On the CES floor, Kubota’s digital twin demos visualized a world in which real‑time and persistent data from autonomous tractors, fixed sensors and potentially aerial drones are fused into a single operational view. Using these, managers can “assess, analyze and act anywhere, anytime,” using AI‑derived insights to make smarter decisions faster.
Dr.
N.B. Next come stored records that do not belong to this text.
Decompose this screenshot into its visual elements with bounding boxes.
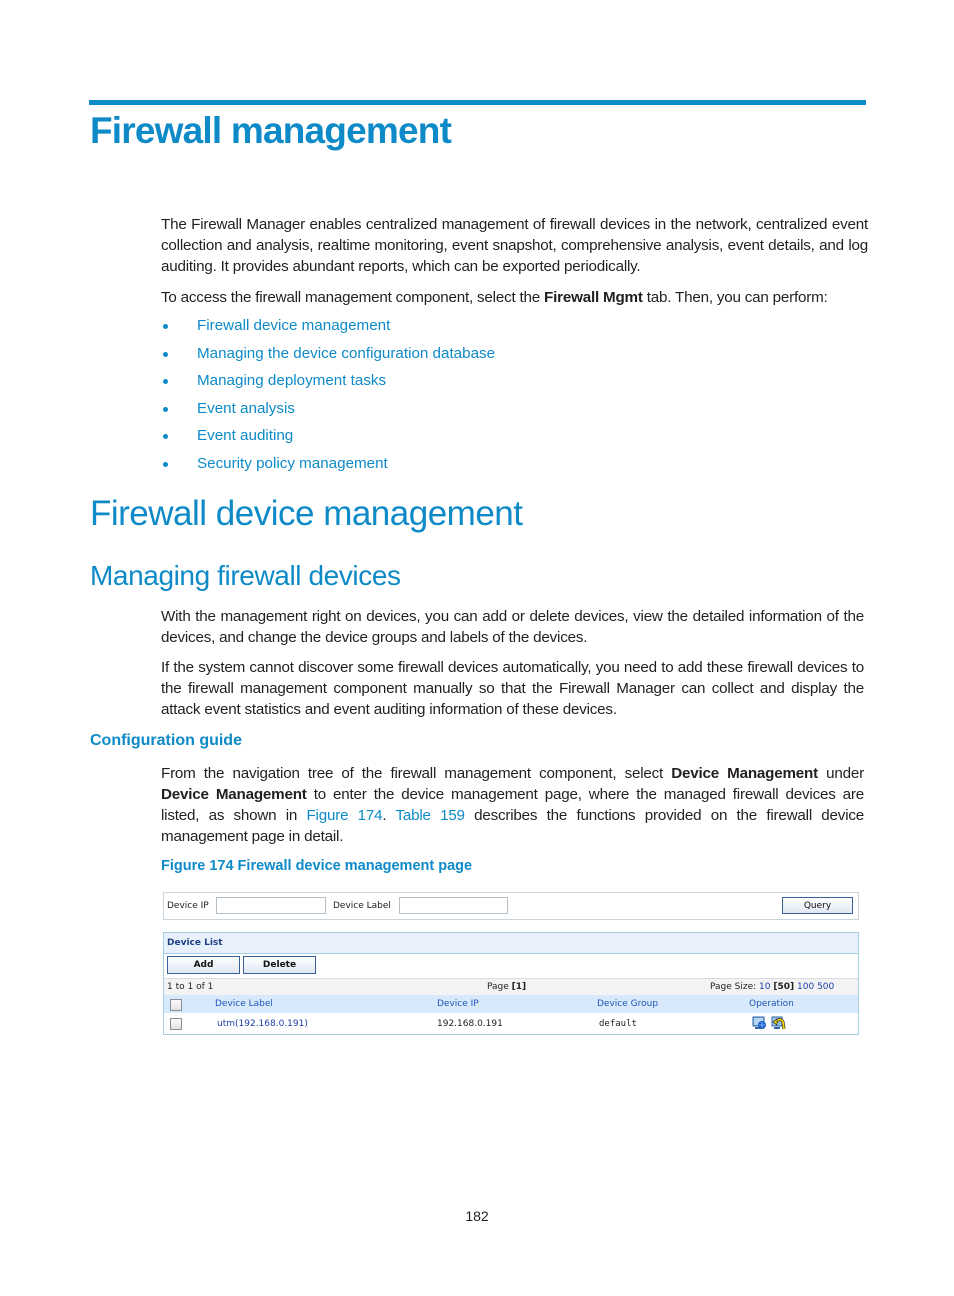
figure-174-link[interactable]: Figure 174 [306, 807, 382, 824]
delete-button[interactable]: Delete [243, 956, 316, 974]
pagination-bar: 1 to 1 of 1 Page [1] Page Size: 10 [50] … [164, 978, 858, 995]
list-item[interactable]: Event analysis [161, 397, 495, 425]
heading-rule [89, 100, 866, 105]
section-title: Firewall device management [90, 494, 523, 533]
list-item[interactable]: Security policy management [161, 452, 495, 480]
guide-text: . [382, 807, 396, 824]
sync-config-icon[interactable] [771, 1016, 786, 1030]
feature-list: Firewall device management Managing the … [161, 314, 495, 480]
access-paragraph: To access the firewall management compon… [161, 287, 868, 308]
bullet-icon [163, 406, 168, 412]
feature-link[interactable]: Managing the device configuration databa… [197, 345, 495, 362]
device-label-input[interactable] [399, 897, 508, 914]
device-list-header: Device List [164, 933, 858, 954]
device-group-value: default [599, 1019, 637, 1029]
figure-caption: Figure 174 Firewall device management pa… [161, 858, 473, 874]
access-text: To access the firewall management compon… [161, 289, 545, 306]
feature-link[interactable]: Managing deployment tasks [197, 372, 386, 389]
device-label-label: Device Label [333, 901, 391, 911]
access-text-end: tab. Then, you can perform: [642, 289, 828, 306]
device-ip-value: 192.168.0.191 [437, 1019, 503, 1029]
guide-text: under [818, 765, 864, 782]
row-checkbox[interactable] [170, 1018, 182, 1030]
guide-bold: Device Management [671, 765, 818, 782]
page-size-50-current: [50] [773, 982, 795, 992]
query-button[interactable]: Query [782, 897, 853, 914]
bullet-icon [163, 379, 168, 385]
device-list-panel: Device List Add Delete 1 to 1 of 1 Page … [163, 932, 859, 1035]
device-label-link[interactable]: utm(192.168.0.191) [217, 1019, 308, 1029]
table-row: utm(192.168.0.191) 192.168.0.191 default [164, 1014, 858, 1033]
current-page: [1] [511, 982, 527, 992]
guide-paragraph: From the navigation tree of the firewall… [161, 763, 864, 847]
manual-add-paragraph: If the system cannot discover some firew… [161, 659, 864, 718]
bullet-icon [163, 434, 168, 440]
management-right-paragraph: With the management right on devices, yo… [161, 608, 864, 646]
bullet-icon [163, 351, 168, 357]
page-size-500-link[interactable]: 500 [817, 982, 834, 992]
guide-bold: Device Management [161, 786, 307, 803]
page-number: 182 [465, 1208, 489, 1224]
page-size-label: Page Size: [710, 982, 760, 992]
bullet-icon [163, 324, 168, 329]
device-ip-label: Device IP [167, 901, 209, 911]
record-count: 1 to 1 of 1 [167, 982, 214, 992]
firewall-mgmt-tab-ref: Firewall Mgmt [544, 289, 643, 306]
list-item[interactable]: Firewall device management [161, 314, 495, 342]
table-159-link[interactable]: Table 159 [395, 807, 465, 824]
page-size-selector: Page Size: 10 [50] 100 500 [710, 982, 834, 992]
device-detail-icon[interactable] [752, 1016, 767, 1030]
select-all-checkbox[interactable] [170, 999, 182, 1011]
column-device-group[interactable]: Device Group [597, 999, 658, 1009]
column-device-ip[interactable]: Device IP [437, 999, 479, 1009]
page-indicator: Page [1] [487, 982, 526, 992]
list-item[interactable]: Managing the device configuration databa… [161, 342, 495, 370]
page-size-100-link[interactable]: 100 [797, 982, 814, 992]
feature-link[interactable]: Security policy management [197, 455, 388, 472]
feature-link[interactable]: Event auditing [197, 427, 293, 444]
feature-link[interactable]: Firewall device management [197, 317, 390, 334]
subsection-title: Managing firewall devices [90, 560, 401, 591]
feature-link[interactable]: Event analysis [197, 400, 295, 417]
device-list-title: Device List [167, 938, 223, 948]
add-button[interactable]: Add [167, 956, 240, 974]
table-header: Device Label Device IP Device Group Oper… [164, 995, 858, 1013]
guide-text: From the navigation tree of the firewall… [161, 765, 672, 782]
intro-paragraph: The Firewall Manager enables centralized… [161, 216, 868, 275]
bullet-icon [163, 461, 168, 467]
query-bar: Device IP Device Label Query [163, 892, 859, 920]
configuration-guide-heading: Configuration guide [90, 732, 242, 749]
column-operation: Operation [749, 999, 794, 1009]
page-label: Page [487, 982, 512, 992]
device-ip-input[interactable] [216, 897, 326, 914]
page-size-10-link[interactable]: 10 [759, 982, 770, 992]
list-item[interactable]: Event auditing [161, 424, 495, 452]
list-item[interactable]: Managing deployment tasks [161, 369, 495, 397]
column-device-label[interactable]: Device Label [215, 999, 273, 1009]
chapter-title: Firewall management [90, 110, 452, 151]
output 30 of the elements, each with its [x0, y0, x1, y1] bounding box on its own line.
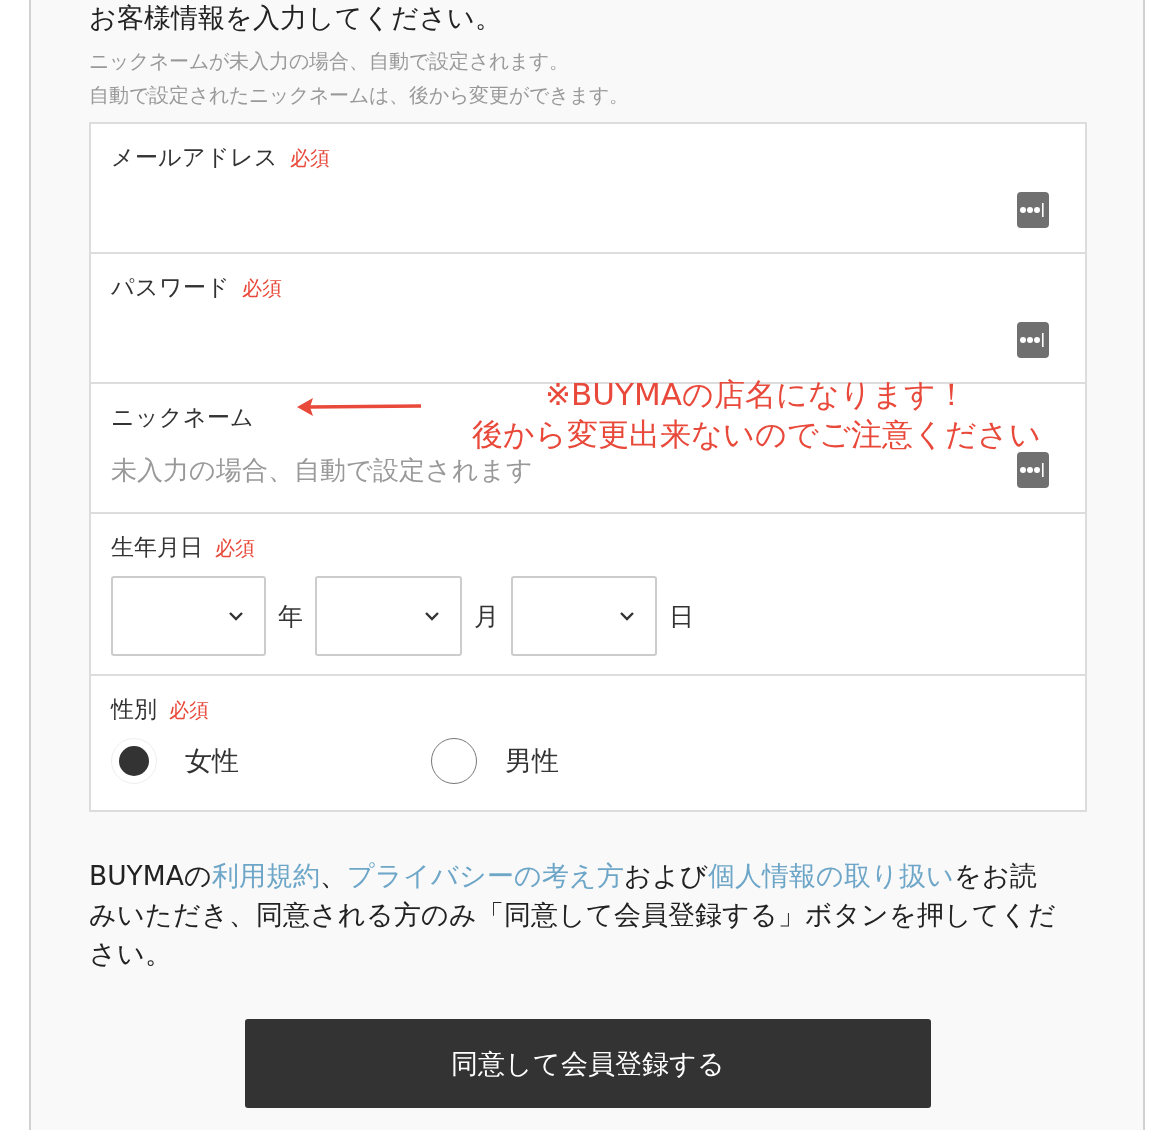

McMickell noted that in North America, Kubota is currently concentrating on vehicle‑based sensing on platforms such as the autonomous M5, but the existing drone integrations in Asia show a clear path to full multi‑domain orchestration where aerial views and ground‑level perception reinforce each other.
For Autonomy Global’s audience, several implications stand out:
- Data gravity moves to the field edge: Tractors and robots become high‑bandwidth data collectors, not just power units, with on‑board AI distilling insights where connectivity is weak and syncing to cloud platforms when possible.
- Standards and interoperability become strategic: As OEMs like Kubota, software providers like Agtonomy, and sensor companies like Bloomfield converge, common data models, APIs and safety frameworks will determine how quickly multi‑domain ecosystems can scale.
- Policy and certification will need to span domains: Regulatory frameworks that currently treat drones, tractors and ground robots in silos will need to evolve toward integrated safety and operational concepts that reflect mixed‑fleet, mixed‑domain operations on commercial farms.
Standing amid the bright lights of CES, Kubota brought forward a blueprint for how physical AI, embedded in trusted machines and coordinated across domains, can solve the labor, safety and sustainability challenges that define the future of agriculture. For Autonomy Global readers tracking the convergence of robotics, AI and critical infrastructure, Kubota and Agtonomy’s collaboration is a live case study in how to move from flashy autonomy promises to durable, multi‑stakeholder value, one vineyard row, and one autonomous mission, at a time.